Long-established in the Healthcare Providers & Services industry, Walgreens Boots Alliance Inc (WBA, Financial) has enjoyed a stellar reputation. However, it has recently witnessed a daily loss of 0.55%, juxtaposed with a three-month change of 0.48%. Fresh insights from the GF Score hint at potential headwinds. Notably, its diminished rankings in financial strength, growth, and valuation suggest that the company might not live up to its historical performance. Join us as we dive deep into these pivotal metrics to unravel the evolving narrative of Walgreens Boots Alliance Inc.
What Is the GF Score?
The GF Score is a stock performance ranking system developed by GuruFocus using five aspects of valuation, which has been found to be closely correlated to the long-term performances of stocks by backtesting from 2006 to 2021. The stocks with a higher GF Score generally generate higher returns than those with a lower GF Score. Therefore, when picking stocks, investors should invest in companies with high GF Scores. The GF Score ranges from 0 to 100, with 100 as the highest rank.

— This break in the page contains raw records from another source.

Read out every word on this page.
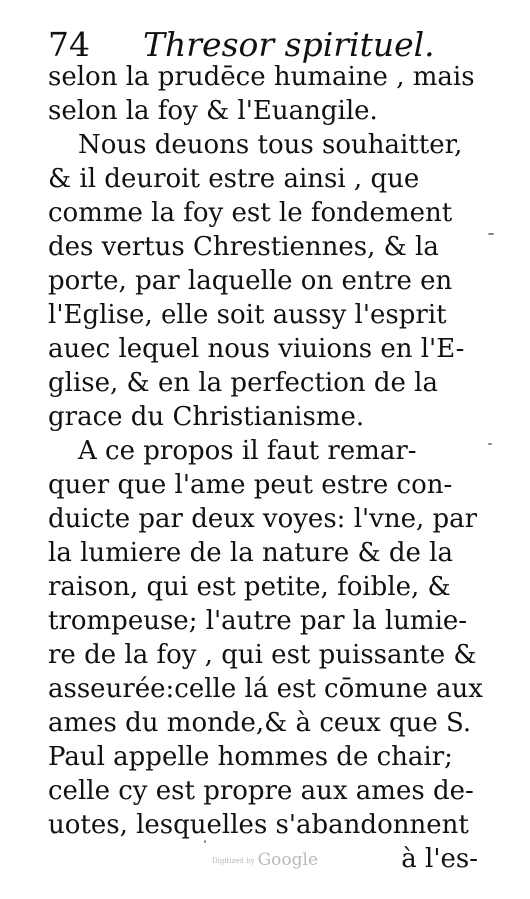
74 Thresor spirituel.
selon la prudēce humaine , mais
selon la foy & l'Euangile.
Nous deuons tous souhaitter,
& il deuroit estre ainsi , que
comme la foy est le fondement
des vertus Chrestiennes, & la
porte, par laquelle on entre en
l'Eglise, elle soit aussy l'esprit
auec lequel nous viuions en l'E-
glise, & en la perfection de la
grace du Christianisme.
A ce propos il faut remar-
quer que l'ame peut estre con-
duicte par deux voyes: l'vne, par
la lumiere de la nature & de la
raison, qui est petite, foible, &
trompeuse; l'autre par la lumie-
re de la foy , qui est puissante &
asseurée:celle lá est cōmune aux
ames du monde,& à ceux que S.
Paul appelle hommes de chair;
celle cy est propre aux ames de-
uotes, lesquelles s'abandonnent
à l'es-
Digitized by Google
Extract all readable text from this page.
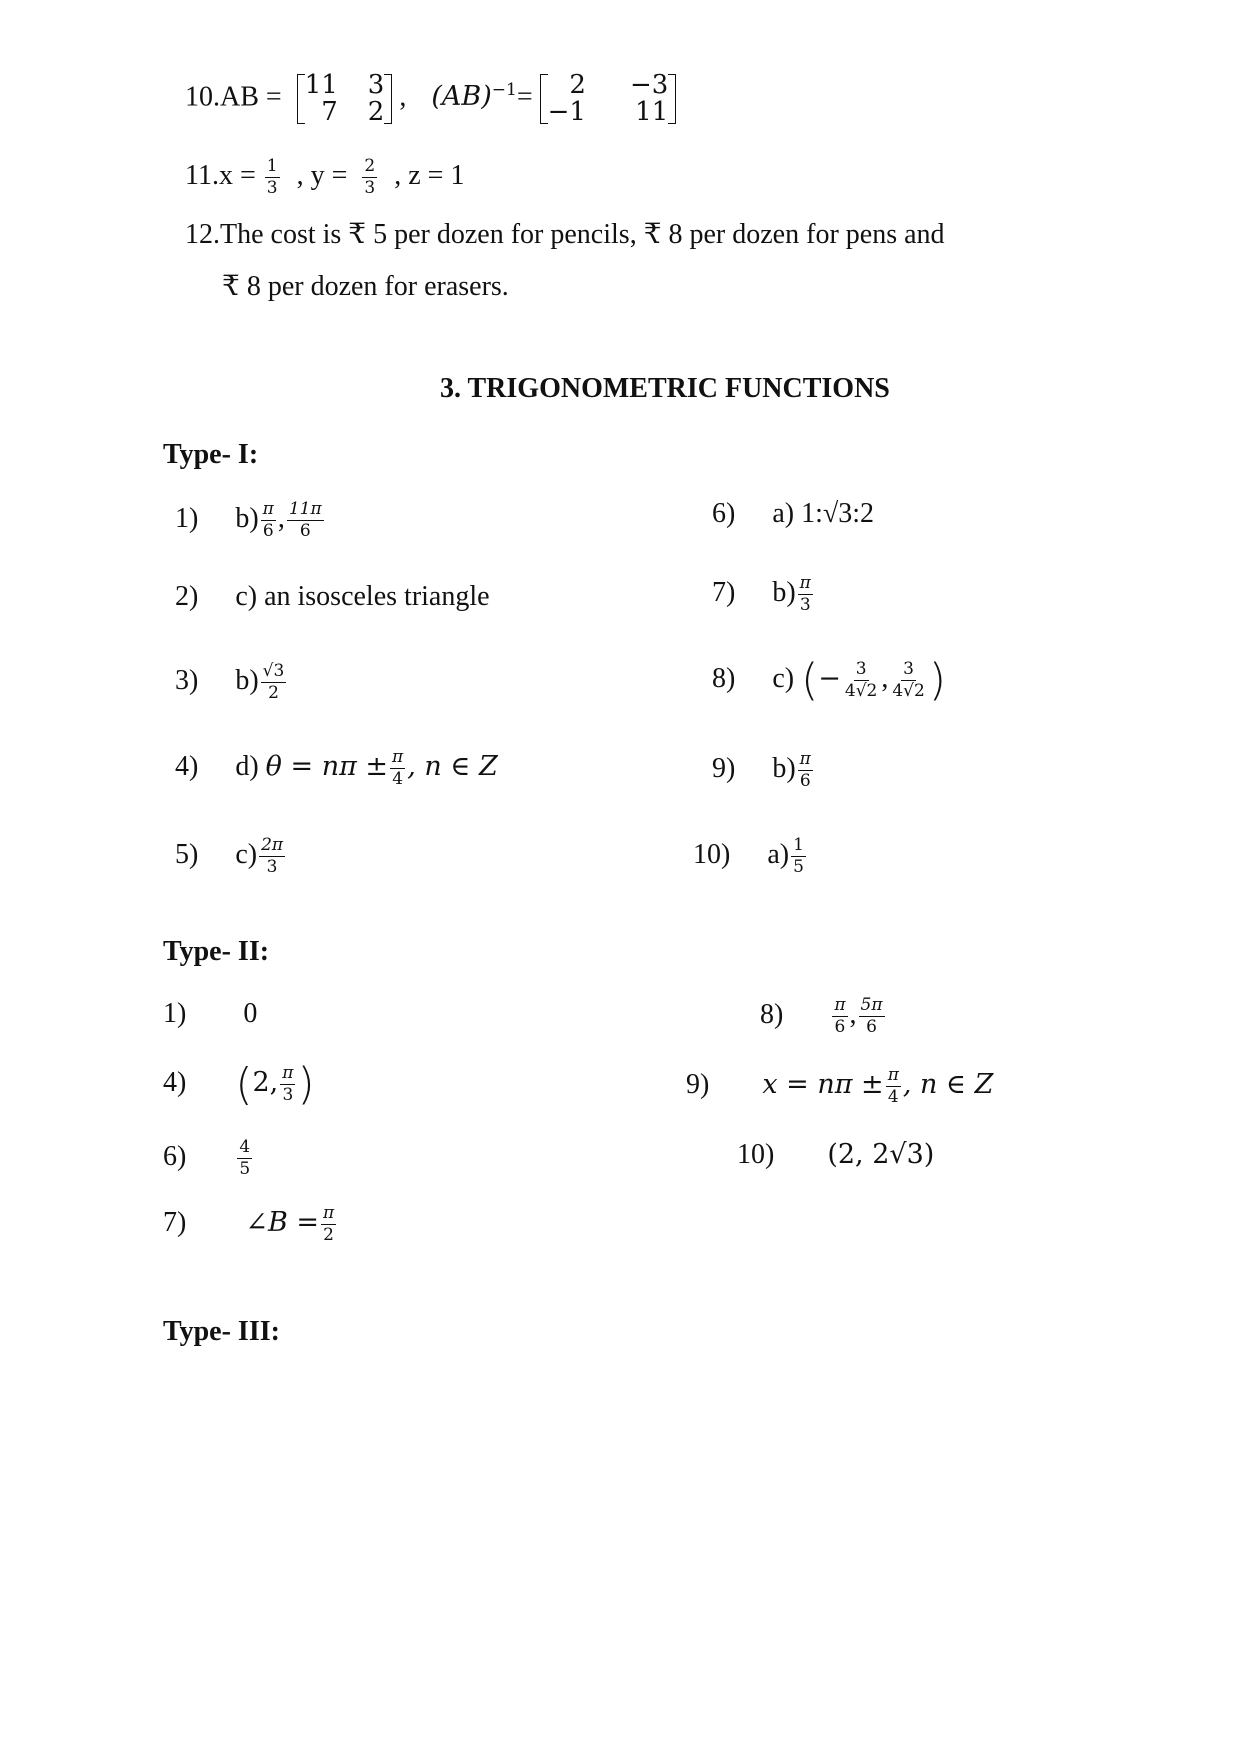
10.AB = 11 3
7 2 , (AB)$^{-1}$=	2 −3
−1 11
$11.x = \frac{1}{3}$ , $y = \frac{2}{3}$ , z = 1
12.The cost is ₹ 5 per dozen for pencils, ₹ 8 per dozen for pens and
₹ 8 per dozen for erasers.
3. TRIGONOMETRIC FUNCTIONS
Type- I:
1) $b) \frac{\pi}{6}$ , $\frac{11\pi}{6}$
2) c) an isosceles triangle
3) $b) \frac{√3}{2}$
4) d) $\theta = n\pi \pm \frac{\pi}{4}$ , n ∈ Z
5) $c) \frac{2\pi}{3}$
6) a) 1:√3:2
7) $b) \frac{\pi}{3}$
8) c) (− $\frac{3}{4√2}$ , $\frac{3}{4√2}$ )
9) $b) \frac{\pi}{6}$
10) $a) \frac{1}{5}$
Type- II:
1) 0
4) (2, $\frac{\pi}{3}$ )
6)	$\frac{4}{5}$
7) ∠B = $\frac{\pi}{2}$
8)	$\frac{\pi}{6}$ , $\frac{5\pi}{6}$
9) $x = n\pi \pm \frac{\pi}{4}$ , n ∈ Z
10) (2, 2√3)
Type- III:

- Financial strength rank: 4/10
- Profitability rank: 6/10
- Growth rank: 4/10
- GF Value rank: 2/10
- Momentum rank: 2/10
Based on the above method, GuruFocus assigned Walgreens Boots Alliance Inc the GF Score of 60 out of 100, which signals poor future outperformance potential.
Understanding Walgreens Boots Alliance Inc Business
Walgreens Boots Alliance Inc is one of the largest retail pharmacy chains in the US, with over 8,000 locations. Nearly three-quarters of Americans live within five miles of a Walgreens location. Roughly two-thirds of revenue is generated from prescription drug sales; Walgreens makes up 20% of total prescription revenue in the US. Walgreens also generates sales from retail products (general wellness consumables and its own branded merchandise), European drug wholesale, and healthcare. With more locations incorporating additional services like Health Corner and Village Medical, Walgreens creates an omnichannel experience for patients and positions itself as a one-stop healthcare provider.
Financial Strength Breakdown
Walgreens Boots Alliance Inc's financial strength indicators present some concerning insights about the company's balance sheet health. Walgreens Boots Alliance Inc has an interest coverage ratio of 0, which positions it worse than 0% of 419 companies in the Healthcare Providers & Services industry. This ratio highlights potential challenges the company might face when handling its interest expenses on outstanding debt. It's worth noting that the esteemed investor Benjamin Graham typically favored companies with an interest coverage ratio of at least five.
The company's Altman Z-Score is just 1.61, which is below the distress zone of 1.81. This suggests that the company may face financial distress over the next few years. Additionally, the company's low cash-to-debt ratio at 0.1 indicates a struggle in handling existing debt levels. The company's debt-to-equity ratio is 3.15, which is worse than 94.56% of 551 companies in the Healthcare Providers & Services industry. A high debt-to-equity ratio suggests over-reliance on borrowing and vulnerability to market fluctuations.
Growth Prospects
A lack of significant growth is another area where Walgreens Boots Alliance Inc seems to falter, as evidenced by the company's low Growth rank. Lastly, Walgreens Boots Alliance Inc predictability rank is just one star out of five, adding to investor uncertainty regarding revenue and earnings consistency.
Conclusion
In conclusion, the financial strength, profitability, and growth metrics of Walgreens Boots Alliance Inc, as highlighted by the GF Score, underscore the firm's potential for underperformance. The company's high debt levels, low growth prospects, and financial distress indicators suggest that it may face significant challenges in the future. Investors should carefully consider these factors when evaluating the potential of Walgreens Boots Alliance Inc as an investment opportunity. For those seeking companies with strong GF Scores, GuruFocus Premium members can explore more options using the following screener link: GF Score Screen.
This article, generated by GuruFocus, is designed to provide general insights and is not tailored financial advice. Our commentary is rooted in historical data and analyst projections, utilizing an impartial methodology, and is not intended to serve as specific investment guidance. It does not formulate a recommendation to purchase or divest any stock and does not consider individual investment objectives or financial circumstances. Our objective is to deliver long-term, fundamental data-driven analysis. Be aware that our analysis might not incorporate the most recent, price-sensitive company announcements or qualitative information. GuruFocus holds no position in the stocks mentioned herein.